Le président national d'Asaja, Pedro Barato, a de nouveau mis l'accent sur la "situation complexe" que traverse actuellement le secteur agricole, marquée par l'augmentation des coûts de production, une charge bureaucratique croissante et des prix perçus par les producteurs qu'il considère comme insuffisants.
Dans le cadre de la XL Journée du Viticulteur célébrée à Tomelloso, Barato a réclamé "moins de sanctions et plus de solutions", une PAC dotée de plus de ressources et un soutien préférentiel aux agriculteurs professionnels. De plus, il a défendu l'urgence de simplifier les procédures administratives et de mettre en place des mesures qui garantissent la disponibilité de l'eau.
Lors de son intervention, il a également annoncé l'ouverture imminente d'un nouveau bureau d'Asaja à Tomelloso, ainsi que la convocation de nouvelles manifestations du secteur dans différentes communautés autonomes, dont Castilla-La Mancha, prévues pour le 6 octobre.
Selon les détails fournis par la mairie dans un communiqué de presse, le maire de Tomelloso, Javier Navarro, a centré son discours sur le soutien du Conseil municipal au secteur agricole et sur son engagement personnel "total, absolu et inébranlable" envers les agriculteurs et éleveurs de la municipalité. Il a souligné que l'agriculture "n'est pas simplement un secteur économique de plus", mais "le moteur indispensable, le cœur qui pompe la vie, l'emploi et la prospérité" de la localité.

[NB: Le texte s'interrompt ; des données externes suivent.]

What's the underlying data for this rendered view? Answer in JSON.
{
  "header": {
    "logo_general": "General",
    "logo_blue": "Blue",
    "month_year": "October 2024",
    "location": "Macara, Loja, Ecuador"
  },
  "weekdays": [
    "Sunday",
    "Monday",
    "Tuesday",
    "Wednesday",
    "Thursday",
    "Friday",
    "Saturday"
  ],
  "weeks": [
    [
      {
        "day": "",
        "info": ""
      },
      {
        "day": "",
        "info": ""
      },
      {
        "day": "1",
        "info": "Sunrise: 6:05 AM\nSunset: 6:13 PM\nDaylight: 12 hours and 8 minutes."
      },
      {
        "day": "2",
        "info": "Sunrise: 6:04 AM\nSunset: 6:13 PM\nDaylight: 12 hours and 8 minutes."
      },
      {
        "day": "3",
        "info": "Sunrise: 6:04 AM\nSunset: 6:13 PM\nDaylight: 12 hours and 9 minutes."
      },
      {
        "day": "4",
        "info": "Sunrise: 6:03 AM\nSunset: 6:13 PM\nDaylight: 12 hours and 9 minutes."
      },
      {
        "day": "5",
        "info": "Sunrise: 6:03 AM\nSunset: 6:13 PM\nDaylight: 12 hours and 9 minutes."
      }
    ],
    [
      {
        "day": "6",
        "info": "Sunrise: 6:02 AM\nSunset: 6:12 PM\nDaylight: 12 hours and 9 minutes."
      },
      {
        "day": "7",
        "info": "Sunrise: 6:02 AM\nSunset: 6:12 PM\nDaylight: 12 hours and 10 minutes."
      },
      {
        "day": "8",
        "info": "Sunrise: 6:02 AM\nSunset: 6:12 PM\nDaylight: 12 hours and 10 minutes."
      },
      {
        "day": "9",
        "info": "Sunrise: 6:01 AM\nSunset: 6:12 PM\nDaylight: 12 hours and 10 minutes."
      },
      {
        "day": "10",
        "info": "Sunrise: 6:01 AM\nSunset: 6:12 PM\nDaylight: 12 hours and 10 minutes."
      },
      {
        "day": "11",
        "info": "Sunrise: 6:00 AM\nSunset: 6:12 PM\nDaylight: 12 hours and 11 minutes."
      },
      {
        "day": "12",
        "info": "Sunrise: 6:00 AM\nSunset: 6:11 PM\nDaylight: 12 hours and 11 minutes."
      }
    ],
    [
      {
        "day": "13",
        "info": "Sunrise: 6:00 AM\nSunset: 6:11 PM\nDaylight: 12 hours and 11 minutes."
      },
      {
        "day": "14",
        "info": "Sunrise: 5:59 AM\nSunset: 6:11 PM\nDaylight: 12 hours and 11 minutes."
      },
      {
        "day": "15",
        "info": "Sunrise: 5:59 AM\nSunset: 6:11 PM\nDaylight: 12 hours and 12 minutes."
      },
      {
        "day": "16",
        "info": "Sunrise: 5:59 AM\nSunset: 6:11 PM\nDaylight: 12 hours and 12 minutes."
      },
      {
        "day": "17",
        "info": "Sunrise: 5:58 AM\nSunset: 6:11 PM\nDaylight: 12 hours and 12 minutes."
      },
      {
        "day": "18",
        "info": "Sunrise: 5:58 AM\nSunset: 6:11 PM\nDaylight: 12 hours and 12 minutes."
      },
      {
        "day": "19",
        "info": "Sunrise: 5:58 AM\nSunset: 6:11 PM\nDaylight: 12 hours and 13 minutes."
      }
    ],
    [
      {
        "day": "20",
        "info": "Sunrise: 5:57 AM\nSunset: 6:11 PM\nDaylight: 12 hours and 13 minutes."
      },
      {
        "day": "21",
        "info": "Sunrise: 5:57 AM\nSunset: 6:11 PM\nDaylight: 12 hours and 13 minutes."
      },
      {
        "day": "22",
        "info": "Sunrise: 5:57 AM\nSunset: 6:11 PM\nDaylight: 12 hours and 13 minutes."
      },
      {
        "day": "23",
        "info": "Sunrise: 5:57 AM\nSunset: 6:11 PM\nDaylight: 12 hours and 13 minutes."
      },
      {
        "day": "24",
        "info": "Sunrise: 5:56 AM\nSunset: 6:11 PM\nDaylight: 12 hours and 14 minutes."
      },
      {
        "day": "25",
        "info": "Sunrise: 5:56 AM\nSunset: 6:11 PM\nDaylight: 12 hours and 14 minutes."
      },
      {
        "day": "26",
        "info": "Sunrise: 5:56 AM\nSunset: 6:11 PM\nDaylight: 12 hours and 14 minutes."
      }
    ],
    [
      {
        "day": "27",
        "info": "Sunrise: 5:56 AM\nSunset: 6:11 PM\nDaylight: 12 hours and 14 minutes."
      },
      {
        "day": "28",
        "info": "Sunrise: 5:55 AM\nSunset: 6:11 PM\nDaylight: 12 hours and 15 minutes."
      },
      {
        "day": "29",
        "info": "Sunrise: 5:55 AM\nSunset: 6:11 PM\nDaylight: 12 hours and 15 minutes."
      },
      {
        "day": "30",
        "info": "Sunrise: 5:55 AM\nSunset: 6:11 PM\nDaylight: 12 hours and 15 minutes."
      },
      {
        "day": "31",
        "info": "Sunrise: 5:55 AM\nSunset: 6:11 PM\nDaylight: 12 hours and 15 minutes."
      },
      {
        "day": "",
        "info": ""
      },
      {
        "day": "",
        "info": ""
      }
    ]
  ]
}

Navarro a exigé des politiques hydriques efficaces face aux besoins croissants en eau, avertissant des répercussions sociales et économiques qu'aurait une diminution des ressources disponibles ou la perte de droits d'usage. Dans ce contexte, il a évoqué les démarches en cours pour proposer un moratoire sur l'application de la Directive Cadre sur l'Eau, en raison de l'impact que, a-t-il souligné, cela pourrait avoir sur des milliers d'hectares et de nombreux puits de La Manche.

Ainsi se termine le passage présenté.